Kepribadian (syakhshiyah) setiap manusia terbentuk oleh ‘aqliyah (cara berpikir) dan nafsiyah (carar bersikap)-nya. Sehingga dalam hal ini postur, bodi, perawakan, dan sebagainya, bukanlah unsur pembentuk kepribadian (syakhshiyah). Sebab semua itu hanyalah kulit atau casing (tampilan luarnya) semata. Dengan demikian, termasuk berpikiran dangkal jika ada yang beranggapan bahwa semua itu merupakan salah satu faktor yang membentuk dan mempengaruhi kepribadian (syakhshiyah).
Sungguh, sudah terbiasa di tengah masyarakat ketika mereka melihat (menilai) seseorang hanya dengan memperhatikan tampilan luarnya, postur, bodi dan perawakannya. Kemudian hanya berdasarkan tampilan luarnya itu, mereka menyebutnya bahwa “ia punya kepribadian”. Bahkan tidak sedikit para pengusaha dan direktur perusahaan yang hanya memperhatikan aspek tersebut ketika mereka mewawancarai seseorang untuk memilihkan atau memberikan pekerjaan. Dalam hal ini, mereka hanya memperhatikan kulit atau casing (tampilan luarnya) saja, dan hal-hal dangkal lainnya. Mereka melupakan aspek terpenting dalam kepribadian (syakhshiyah), yaitu ‘aqliyah (cara berpikir) dan nafsiyah (carar bersikap). Akibatnya, mereka salah dalam memilih orang, dan gagal dalam usahanya.

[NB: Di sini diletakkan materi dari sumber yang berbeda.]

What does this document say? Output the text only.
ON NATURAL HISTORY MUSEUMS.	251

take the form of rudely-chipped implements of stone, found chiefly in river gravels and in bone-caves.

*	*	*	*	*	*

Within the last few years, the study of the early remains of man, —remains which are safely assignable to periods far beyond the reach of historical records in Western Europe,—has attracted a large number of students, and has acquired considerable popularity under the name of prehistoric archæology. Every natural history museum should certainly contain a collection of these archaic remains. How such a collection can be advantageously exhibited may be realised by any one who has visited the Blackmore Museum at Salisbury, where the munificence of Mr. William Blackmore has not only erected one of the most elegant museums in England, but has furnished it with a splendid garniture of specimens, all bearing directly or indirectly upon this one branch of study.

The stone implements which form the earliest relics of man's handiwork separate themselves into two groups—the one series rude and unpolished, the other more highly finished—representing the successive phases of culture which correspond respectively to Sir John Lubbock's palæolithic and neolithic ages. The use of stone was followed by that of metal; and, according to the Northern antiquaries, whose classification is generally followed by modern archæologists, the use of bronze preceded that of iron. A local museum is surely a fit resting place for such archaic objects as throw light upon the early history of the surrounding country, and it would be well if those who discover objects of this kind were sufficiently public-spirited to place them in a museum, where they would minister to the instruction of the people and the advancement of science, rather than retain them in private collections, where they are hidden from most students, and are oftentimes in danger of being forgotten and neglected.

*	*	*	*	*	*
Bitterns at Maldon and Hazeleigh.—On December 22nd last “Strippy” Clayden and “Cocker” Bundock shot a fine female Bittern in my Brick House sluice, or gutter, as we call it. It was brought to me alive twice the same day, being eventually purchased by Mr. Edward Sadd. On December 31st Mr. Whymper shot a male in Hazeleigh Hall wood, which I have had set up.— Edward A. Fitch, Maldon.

Sehingga yang benar, adalah apa yang kami sebutkan dalam pengantar halqah ini, bahwa kepribadian (syakhshiyah) setiap manusia terbentuk oleh ‘aqliyah (cara berpikir) dan nafsiyah (carar bersikap)-nya. Mengingat postur, bodi, perawakan, dan sebagainya, bukanlah unsur pembentuk kepribadian (syakhshiyah). Sebab semua itu hanyalah kulit atau casing (tampilan luarnya) semata. Dengan demikian, termasuk berpikiran dangkal jika ada yang beranggapan bahwa semua itu merupakan salah satu faktor yang membentuk dan mempengaruhi kepribadian. Terkait hal ini ada banyak bukti yang memperkuat pendapat kami, di antaranya perkataan seorang penyair:
لِسَانُ الفَتَى نِصْفٌ وَ نِصْفٌ فُؤَادُهُ * فَلَمْ يَبْقَ إِلاَّ صُورَةُ اللَّحْمِ وَ الدَّمِ
Lidah pemuda itu separuh dan hatinya separuh
Sehingga yang tersisa hanyalah bentuk daging dan darah
Juga dikuatkan dengan sebuah pernyataan: “Sesungguhnya seseorang itu ditentukan oleh dua bagian tubuhnya yang terkecil, yaitu lisan dan hatinya.”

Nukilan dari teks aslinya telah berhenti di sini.